Environ 80 personnes se sont rassemblées devant le centre régional d'addictologie à Prémontré (Aisne) pour contrer la décision de la direction de le fermer pendant les deux mois d'été.
L'annonce a été faite dans le courant du mois d'avril et la direction semble décidée à ne pas changer d'avis : le centre régional d'addictologie de Picardie (CRAP), situé à Prétmontré près de Laon (Aisne), devrait fermer ses portes en juillet et en août 2019.
Ce service spécialisé appartient à l'établissement public de santé mentale départemental de l'Aisne et prend en charge les personnes atteintes d'alcoolisme et autres addiction. C'est le seul centre d'addictologie de l'ex-région Picardie, avec une capacité d'accueil de 18 lits.
Deux millions d'euros de déficit
Le directeur par intérim, François Malleret, assure que l'établissement "ne peut pas assurer le fonctionnement de ses services physchiatriques si le centre n'est pas fermé cet été." pour compenser les problèmes d'effectif dans le reste de l'hôpital, les infirmières du centre d'addictologie seront redéployées dans les autres services. Il met en avant des problèmes financiers importants. "On a deux millions d'euros de déficit, et on doit assurer un plan d'investissement d'1,7 millions d'euros avec une dotation annuelle qui n'est pas à la hauteur de nos attentes," ajoute le directeur.
La fermeture estivale serait donc la seule option pour garder la tête hors de l'eau.
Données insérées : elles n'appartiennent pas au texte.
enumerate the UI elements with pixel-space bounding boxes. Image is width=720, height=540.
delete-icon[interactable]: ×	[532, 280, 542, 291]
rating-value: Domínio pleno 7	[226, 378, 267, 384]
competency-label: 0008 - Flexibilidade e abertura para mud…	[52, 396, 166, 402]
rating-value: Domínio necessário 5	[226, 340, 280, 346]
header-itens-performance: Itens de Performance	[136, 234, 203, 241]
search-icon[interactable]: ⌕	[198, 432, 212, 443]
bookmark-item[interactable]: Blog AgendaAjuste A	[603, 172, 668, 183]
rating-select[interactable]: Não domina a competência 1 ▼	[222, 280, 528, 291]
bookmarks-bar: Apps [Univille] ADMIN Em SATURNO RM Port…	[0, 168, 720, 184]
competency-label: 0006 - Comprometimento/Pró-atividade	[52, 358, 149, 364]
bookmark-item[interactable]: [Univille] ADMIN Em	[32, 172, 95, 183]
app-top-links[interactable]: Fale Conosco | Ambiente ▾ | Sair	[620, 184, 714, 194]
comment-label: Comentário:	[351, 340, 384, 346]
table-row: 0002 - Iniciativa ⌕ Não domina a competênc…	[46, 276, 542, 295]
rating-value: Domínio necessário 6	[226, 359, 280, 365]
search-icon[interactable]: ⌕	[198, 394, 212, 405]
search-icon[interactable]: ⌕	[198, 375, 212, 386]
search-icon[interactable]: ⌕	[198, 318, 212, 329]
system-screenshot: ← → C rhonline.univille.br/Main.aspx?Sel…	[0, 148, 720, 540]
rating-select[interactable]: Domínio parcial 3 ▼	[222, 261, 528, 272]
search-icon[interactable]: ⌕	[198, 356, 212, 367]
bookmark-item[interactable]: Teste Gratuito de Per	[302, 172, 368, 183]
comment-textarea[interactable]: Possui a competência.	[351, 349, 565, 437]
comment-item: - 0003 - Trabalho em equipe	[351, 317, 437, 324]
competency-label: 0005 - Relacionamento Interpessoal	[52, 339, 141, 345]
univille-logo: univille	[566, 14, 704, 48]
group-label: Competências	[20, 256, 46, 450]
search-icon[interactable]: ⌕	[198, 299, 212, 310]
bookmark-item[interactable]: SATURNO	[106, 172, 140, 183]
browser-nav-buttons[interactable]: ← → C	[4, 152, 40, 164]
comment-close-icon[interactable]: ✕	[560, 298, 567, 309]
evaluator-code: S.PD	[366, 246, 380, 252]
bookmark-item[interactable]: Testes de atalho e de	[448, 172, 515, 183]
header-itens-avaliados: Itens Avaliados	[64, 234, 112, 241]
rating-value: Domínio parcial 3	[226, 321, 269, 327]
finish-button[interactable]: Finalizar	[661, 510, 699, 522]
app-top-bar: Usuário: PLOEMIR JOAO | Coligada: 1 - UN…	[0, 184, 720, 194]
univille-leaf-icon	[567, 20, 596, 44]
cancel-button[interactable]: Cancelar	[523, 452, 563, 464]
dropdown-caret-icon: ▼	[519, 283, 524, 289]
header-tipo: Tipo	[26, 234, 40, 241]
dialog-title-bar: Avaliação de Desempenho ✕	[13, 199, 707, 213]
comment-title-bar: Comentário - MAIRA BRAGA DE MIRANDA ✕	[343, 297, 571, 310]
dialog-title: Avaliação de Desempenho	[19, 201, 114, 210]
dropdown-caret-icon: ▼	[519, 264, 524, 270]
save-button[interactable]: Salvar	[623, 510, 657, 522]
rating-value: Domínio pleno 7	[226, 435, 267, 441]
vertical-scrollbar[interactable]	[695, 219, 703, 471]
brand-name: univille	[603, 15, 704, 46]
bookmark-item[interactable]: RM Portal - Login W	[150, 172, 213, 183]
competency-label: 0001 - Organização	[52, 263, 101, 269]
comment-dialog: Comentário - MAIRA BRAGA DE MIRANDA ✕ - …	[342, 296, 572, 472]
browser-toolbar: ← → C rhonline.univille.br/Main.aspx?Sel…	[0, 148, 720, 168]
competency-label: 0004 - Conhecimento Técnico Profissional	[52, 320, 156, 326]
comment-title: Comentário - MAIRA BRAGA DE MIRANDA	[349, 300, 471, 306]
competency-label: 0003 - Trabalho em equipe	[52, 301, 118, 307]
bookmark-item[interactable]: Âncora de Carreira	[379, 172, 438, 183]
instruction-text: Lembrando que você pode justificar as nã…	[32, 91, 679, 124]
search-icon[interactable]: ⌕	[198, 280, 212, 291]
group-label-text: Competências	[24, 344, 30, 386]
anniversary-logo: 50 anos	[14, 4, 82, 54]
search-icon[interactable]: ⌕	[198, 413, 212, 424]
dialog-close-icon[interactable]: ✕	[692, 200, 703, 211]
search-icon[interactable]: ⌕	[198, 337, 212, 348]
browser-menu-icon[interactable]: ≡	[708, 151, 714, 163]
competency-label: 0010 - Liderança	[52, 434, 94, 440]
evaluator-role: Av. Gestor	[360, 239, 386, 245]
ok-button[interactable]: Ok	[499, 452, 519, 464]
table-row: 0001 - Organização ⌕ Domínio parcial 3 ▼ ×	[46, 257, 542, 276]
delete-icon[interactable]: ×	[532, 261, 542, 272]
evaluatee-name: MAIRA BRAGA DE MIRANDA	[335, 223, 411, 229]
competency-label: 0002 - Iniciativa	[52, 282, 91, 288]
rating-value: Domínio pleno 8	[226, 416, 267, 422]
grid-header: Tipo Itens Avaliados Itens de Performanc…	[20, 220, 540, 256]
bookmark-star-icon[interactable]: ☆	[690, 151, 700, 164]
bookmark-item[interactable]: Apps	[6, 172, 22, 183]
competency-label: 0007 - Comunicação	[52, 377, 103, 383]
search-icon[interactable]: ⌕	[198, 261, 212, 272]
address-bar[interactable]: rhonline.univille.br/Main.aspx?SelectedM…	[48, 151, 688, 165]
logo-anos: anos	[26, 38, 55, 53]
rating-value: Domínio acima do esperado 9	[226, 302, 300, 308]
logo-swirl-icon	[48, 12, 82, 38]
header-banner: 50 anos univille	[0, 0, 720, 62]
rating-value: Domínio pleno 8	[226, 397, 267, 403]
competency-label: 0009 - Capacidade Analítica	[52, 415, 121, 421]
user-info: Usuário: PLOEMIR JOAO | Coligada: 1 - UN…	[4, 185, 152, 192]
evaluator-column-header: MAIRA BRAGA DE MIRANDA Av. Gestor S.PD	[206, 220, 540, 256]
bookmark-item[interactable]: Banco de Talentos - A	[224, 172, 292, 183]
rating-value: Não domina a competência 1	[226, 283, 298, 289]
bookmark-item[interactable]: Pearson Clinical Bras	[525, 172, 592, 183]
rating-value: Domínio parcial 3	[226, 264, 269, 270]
Pourquoi ce service plutôt qu'un autre ? Car la direction estime qu'il est plus logique de fermer un service d'hospitalisation programmée comme celui d'addictologie pour pouvoir assurer le fonctionnement des services d'hospitalisation non-programmée.
Pas question pour autant d'interrompre une thérapie en cours. "Nous avons pris cette décision en avril, et la durée de séjour moyenne des patients est d'une vingtaine de jours. Nous avons donc pu anticipé pour nous assurer qu'il n'y aura plus de patients au centre à partir du 1er juillet," souligne François Malleret.
Le seul centre en Picardie
Pour la CGT, la décision est une aberration. "Les médecins ont voté à l'unanimité le fait qu'il ne devait pas y avoir de fermeture, explique Olivier Fénioux, secrétaire départemental CGT Santé. Quand on demande au directeur où les patients vont aller, il nous dit que ce sera aux médecins de décider. Mais les médecins n'ont aucune autre alternative que le CRAP à proposer aux malades !"
Les malades risquent donc de s'adresser aux autres services de l'établissement de santé mentale de Prémontré ou aux hôpitaux généraux de la région. "Il n'en est pas question, il y a déjà de l'usure professionelle et des problèmes de sous-effectif dans certains autres services. Et puis c'est une spécialité, les autres soignants n'ont pas forcément la formation, c'est impossible", déplore le délégué.
Une prise en charge urgente et spécifique
"On ne peut pas non plus les rediriger vers les hôpitaux généraux de l'Aisne, qui sont déjà à saturation ! La fermeture du centre va mettre encore plus en difficulté leurs services des urgences. Et la psychiatrie, c'est de la prise en charge à moyen ou long terme, ce n'est pas le même fonctionnement qu'un hôpital général." Autre problème : les hôpitaux peuvent proposer un sevrage physique, qui dure cinq jours pour l'alcool, mais sans l'accompagnement psychologique essentiel pour se soigner.
Pour Stéphanie*, infirmière au CRAP, la fermeture du centre cet été risque d'avoir de graves conséquences sur les malades. "Si quelqu'un vient pour être pris en charge, et qu'on lui dit qu'on l'accueillera dans deux mois, en septembre, c'est très dangereux pour lui. Pendant ces deux mois, tout peut se passer.", déplore-t-elle. "Quand ils demandent à faire une cure, c'est qu'ils sont déjà bien bas, ils ont en général perdu leur travail et sont parfois même à la rue... Certains sont à la minute du passage à l'acte !"
Vers une fermeture pérenne ?
Et l'inquiétude du syndicat concerne également l'avenir. De l'aveu même du directeur, il a été évoqué, pour pallier les problèmes budgétaires, de fermer définitivement ce service. "Pour l'instant, il est un peu tôt pour en parler, mais c'est une option que nous avons soulevée, oui." Une éventualité qui ne convient ni à la CGT, ni à la commission médicale. Les négociations à ce sujet devraient avoir lieu à la fin du mois de juin.Olivier Fénioux, le secretéraire départemental CGT Santé, compte interpeller le préfet à ce sujet, et aborder le sujet avec l'Agence régionale de santé le 25 juin.